Yugo Nakamura is one of Japan’s leading web designers who is gaining recognition more and more from around the world. The thing that is getting him recognized is his unique and seamless interface design for websites. He has won various awards for his work in Flash web design and is continuing to find ways to streamline the interface environment.
His approach to creating his sites is to develop alternative methods of visual communication on the web. His interfaces are far from traditional, saying that, “I’d like my work to be a filter that lets the interesting parts of the new media environments – the computers and the people who are involved – become more alive.” His designs force users to reconsider the limits of the online environment. Not only is his work in interface design for websites, but it is also in creating works of art through Flash programming, such as his piece “Entropy”. In this work, he delves into the concept of complexity and how complex things can happen from a large number of very basic things. The piece starts with a single entity that becomes connected to another one similar to it every second and eventually becomes very large and complex. It is also interactive in that users are able to change the way the entity grows by clicking the mouse as it expands.

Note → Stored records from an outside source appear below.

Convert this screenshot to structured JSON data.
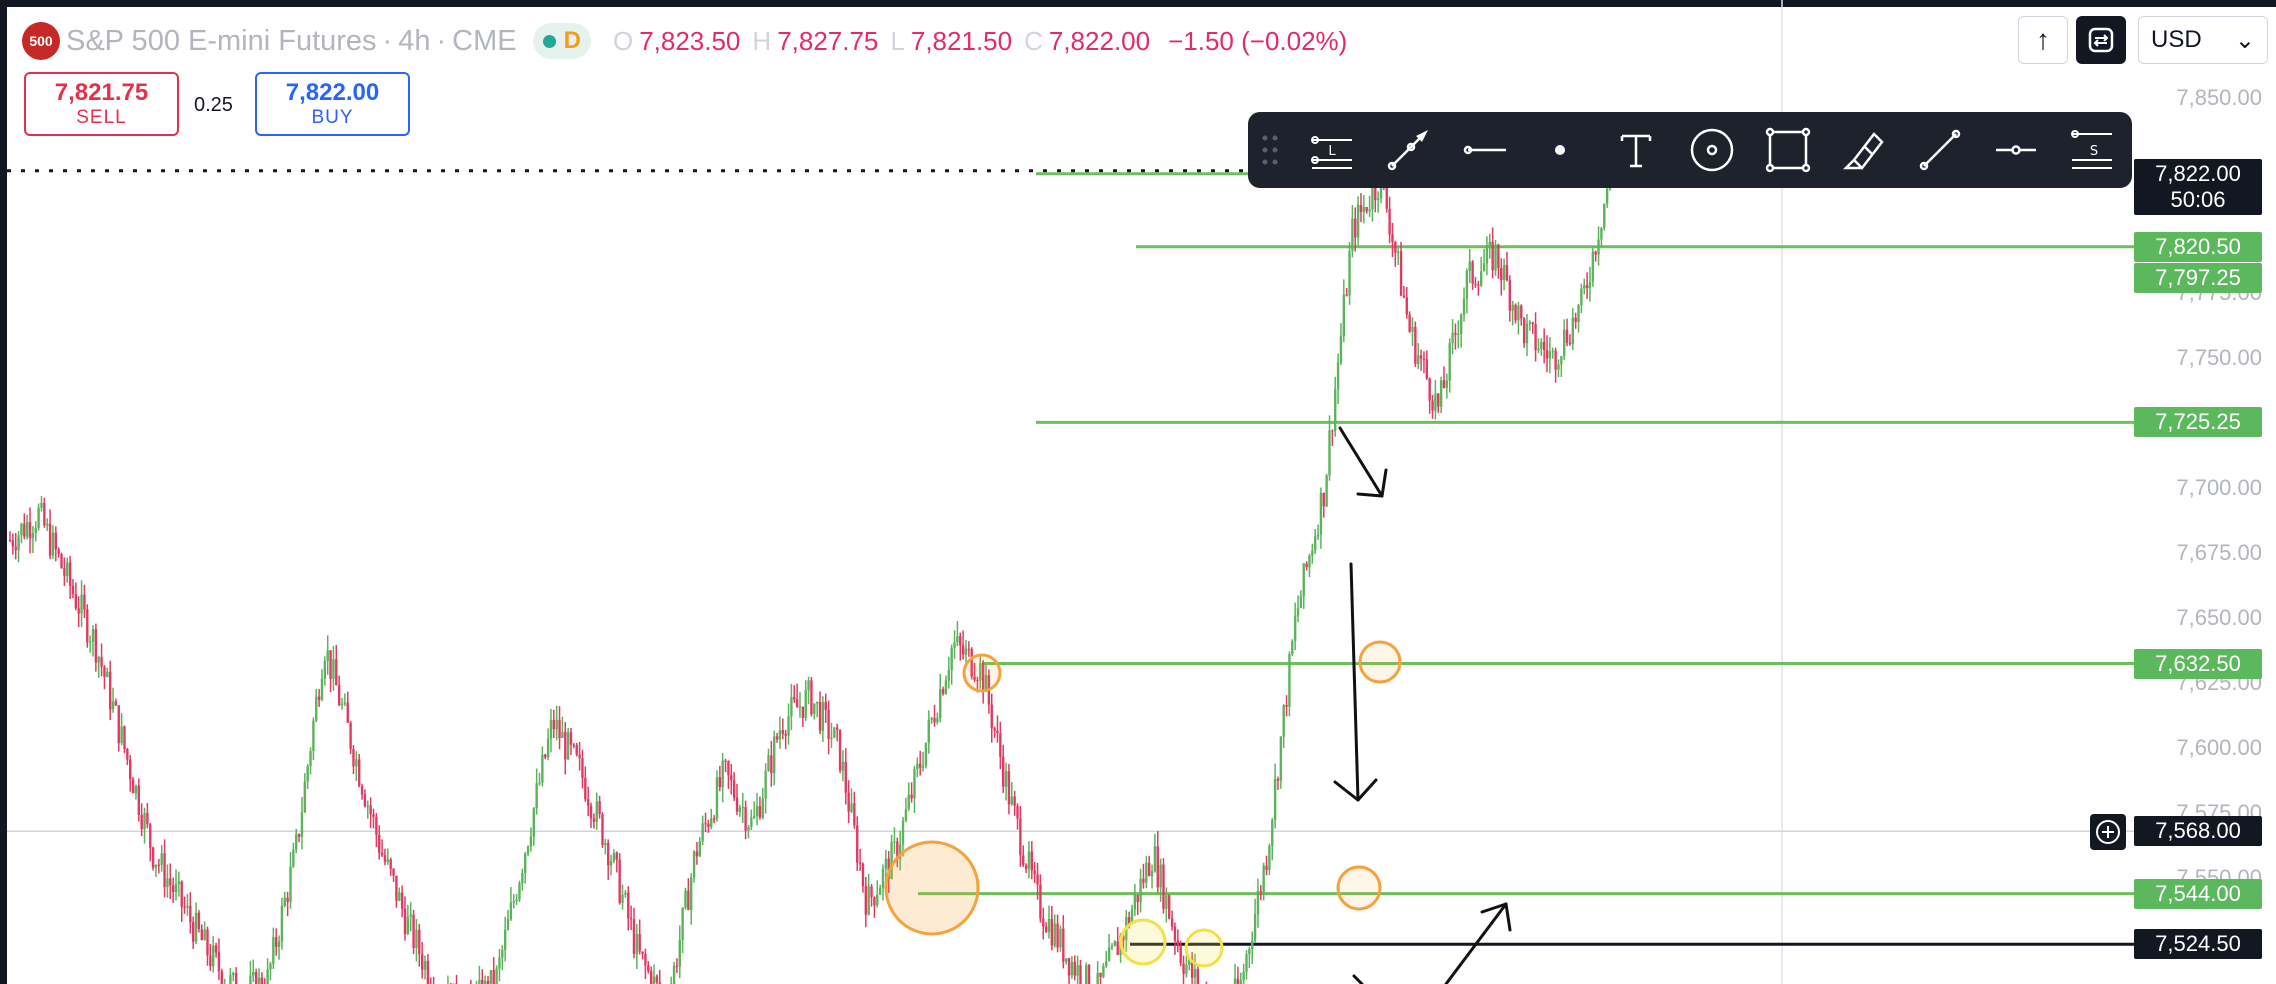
{
  "header": {
    "symbol_logo": "500",
    "symbol_name": "S&P 500 E-mini Futures",
    "interval": "4h",
    "exchange": "CME",
    "dot": "·",
    "status_letter": "D",
    "ohlc": [
      {
        "key": "O",
        "value": "7,823.50"
      },
      {
        "key": "H",
        "value": "7,827.75"
      },
      {
        "key": "L",
        "value": "7,821.50"
      },
      {
        "key": "C",
        "value": "7,822.00"
      }
    ],
    "change": "−1.50 (−0.02%)"
  },
  "trade": {
    "sell_price": "7,821.75",
    "sell_label": "SELL",
    "spread": "0.25",
    "buy_price": "7,822.00",
    "buy_label": "BUY"
  },
  "top_right": {
    "arrow_glyph": "↑",
    "currency": "USD",
    "chevron": "⌄"
  },
  "toolbar": {
    "tools": [
      "grip-icon",
      "horizontal-lines-label-icon",
      "pen-arrow-icon",
      "horizontal-ray-icon",
      "dot-icon",
      "text-tool-icon",
      "circle-tool-icon",
      "rectangle-tool-icon",
      "highlighter-icon",
      "trend-line-icon",
      "horizontal-segment-icon",
      "settings-lines-icon"
    ],
    "line_label_letter": "L",
    "settings_letter": "S"
  },
  "price_axis": {
    "ticks": [
      7850,
      7775,
      7750,
      7700,
      7675,
      7650,
      7600,
      7575,
      7550,
      7625
    ],
    "tick_labels": {
      "7850": "7,850.00",
      "7775": "7,775.00",
      "7750": "7,750.00",
      "7700": "7,700.00",
      "7675": "7,675.00",
      "7650": "7,650.00",
      "7625": "7,625.00",
      "7600": "7,600.00",
      "7575": "7,575.00",
      "7550": "7,550.00"
    },
    "labels": [
      {
        "price": 7822.0,
        "text": "7,822.00",
        "sub": "50:06",
        "style": "current"
      },
      {
        "price": 7820.5,
        "text": "7,820.50",
        "style": "green"
      },
      {
        "price": 7797.25,
        "text": "7,797.25",
        "style": "green"
      },
      {
        "price": 7725.25,
        "text": "7,725.25",
        "style": "green"
      },
      {
        "price": 7632.5,
        "text": "7,632.50",
        "style": "green"
      },
      {
        "price": 7568.0,
        "text": "7,568.00",
        "style": "crosshair"
      },
      {
        "price": 7544.0,
        "text": "7,544.00",
        "style": "green"
      },
      {
        "price": 7524.5,
        "text": "7,524.50",
        "style": "black"
      }
    ]
  },
  "colors": {
    "up": "#5cb35c",
    "down": "#e03a63",
    "level": "#6cbf5a",
    "orange": "#f5a23c",
    "yellow": "#f3e04a",
    "dark": "#131722"
  },
  "chart_data": {
    "type": "candlestick",
    "x_unit": "4h bars",
    "y_axis_range": [
      7495,
      7868
    ],
    "levels": [
      7822.0,
      7820.5,
      7725.25,
      7632.5,
      7544.0,
      7524.5
    ],
    "crosshair_price": 7568.0,
    "ohlc_waypoints_close": [
      7680,
      7690,
      7665,
      7640,
      7600,
      7560,
      7540,
      7520,
      7505,
      7510,
      7560,
      7640,
      7600,
      7560,
      7530,
      7505,
      7500,
      7510,
      7560,
      7610,
      7590,
      7560,
      7520,
      7500,
      7560,
      7590,
      7570,
      7610,
      7620,
      7600,
      7540,
      7560,
      7600,
      7640,
      7630,
      7580,
      7540,
      7520,
      7505,
      7530,
      7560,
      7520,
      7500,
      7505,
      7560,
      7650,
      7700,
      7800,
      7820,
      7760,
      7730,
      7780,
      7790,
      7760,
      7750,
      7770,
      7820
    ]
  }
}
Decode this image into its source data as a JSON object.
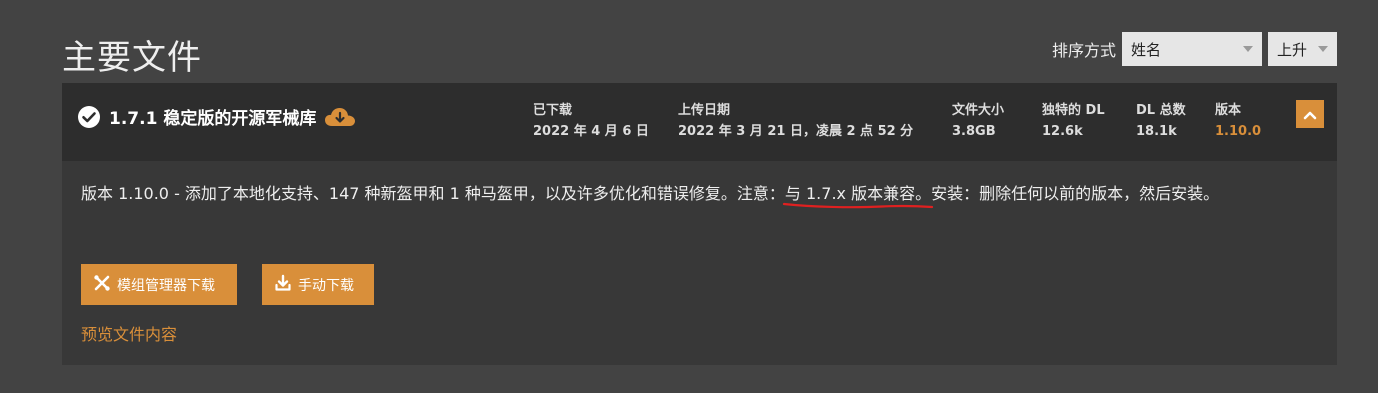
{
  "page_title": "主要文件",
  "sort": {
    "label": "排序方式",
    "field_value": "姓名",
    "order_value": "上升"
  },
  "file": {
    "title": "1.7.1 稳定版的开源军械库",
    "downloaded_label": "已下载",
    "downloaded_value": "2022 年 4 月 6 日",
    "uploaded_label": "上传日期",
    "uploaded_value": "2022 年 3 月 21 日，凌晨 2 点 52 分",
    "size_label": "文件大小",
    "size_value": "3.8GB",
    "unique_dl_label": "独特的 DL",
    "unique_dl_value": "12.6k",
    "total_dl_label": "DL 总数",
    "total_dl_value": "18.1k",
    "version_label": "版本",
    "version_value": "1.10.0",
    "description_pre": "版本 1.10.0 - 添加了本地化支持、147 种新盔甲和 1 种马盔甲，以及许多优化和错误修复。注意：",
    "description_highlight": "与 1.7.x 版本兼容。",
    "description_post": "安装：删除任何以前的版本，然后安装。",
    "mod_manager_button": "模组管理器下载",
    "manual_button": "手动下载",
    "preview_link": "预览文件内容"
  },
  "colors": {
    "accent": "#d98f3a",
    "background": "#434343",
    "card": "#383838",
    "header": "#2d2d2d",
    "annotation": "#e02020"
  }
}
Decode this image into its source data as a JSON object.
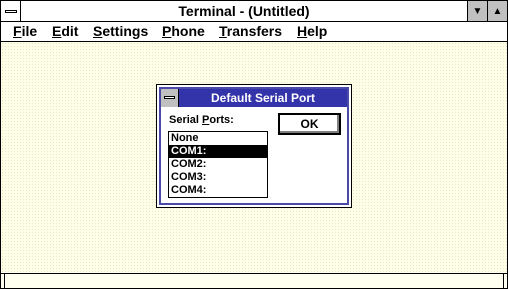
{
  "window": {
    "title": "Terminal - (Untitled)"
  },
  "menubar": {
    "items": [
      {
        "u": "F",
        "rest": "ile"
      },
      {
        "u": "E",
        "rest": "dit"
      },
      {
        "u": "S",
        "rest": "ettings"
      },
      {
        "u": "P",
        "rest": "hone"
      },
      {
        "u": "T",
        "rest": "ransfers"
      },
      {
        "u": "H",
        "rest": "elp"
      }
    ]
  },
  "dialog": {
    "title": "Default Serial Port",
    "ports_label_prefix": "Serial ",
    "ports_label_u": "P",
    "ports_label_rest": "orts:",
    "ok_label": "OK",
    "ports": [
      "None",
      "COM1:",
      "COM2:",
      "COM3:",
      "COM4:"
    ],
    "selected": "COM1:"
  },
  "icons": {
    "minimize": "down-triangle",
    "maximize": "up-triangle"
  }
}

Another project that he collaborated with another designer named Keita Kitamura is called AmazType. It is a completely new way to browse Amazon.com in which the user inputs their search criteria into the program and then dynamically explores the content that is gathered from Amazon.com. Instead of viewing the results in a particular order, they are all spread out across the screen in a myriad of images that the search brings up. The user can then click on one of the pictures and get more information on the product and even go directly to the Amazon website for more information or to purchase the item. On top of all of this, the images actually spell out the word that you searched for. It’s a truly unique and amazing way to shop on Amazon.
He says that much of his influence is the nature. To get people to reconsider the limits of online environments, he says he “utilizes simple mathematics underlying natural complexity to create online interactions that are useable and familiar because their behavior is modeled on the natural world.”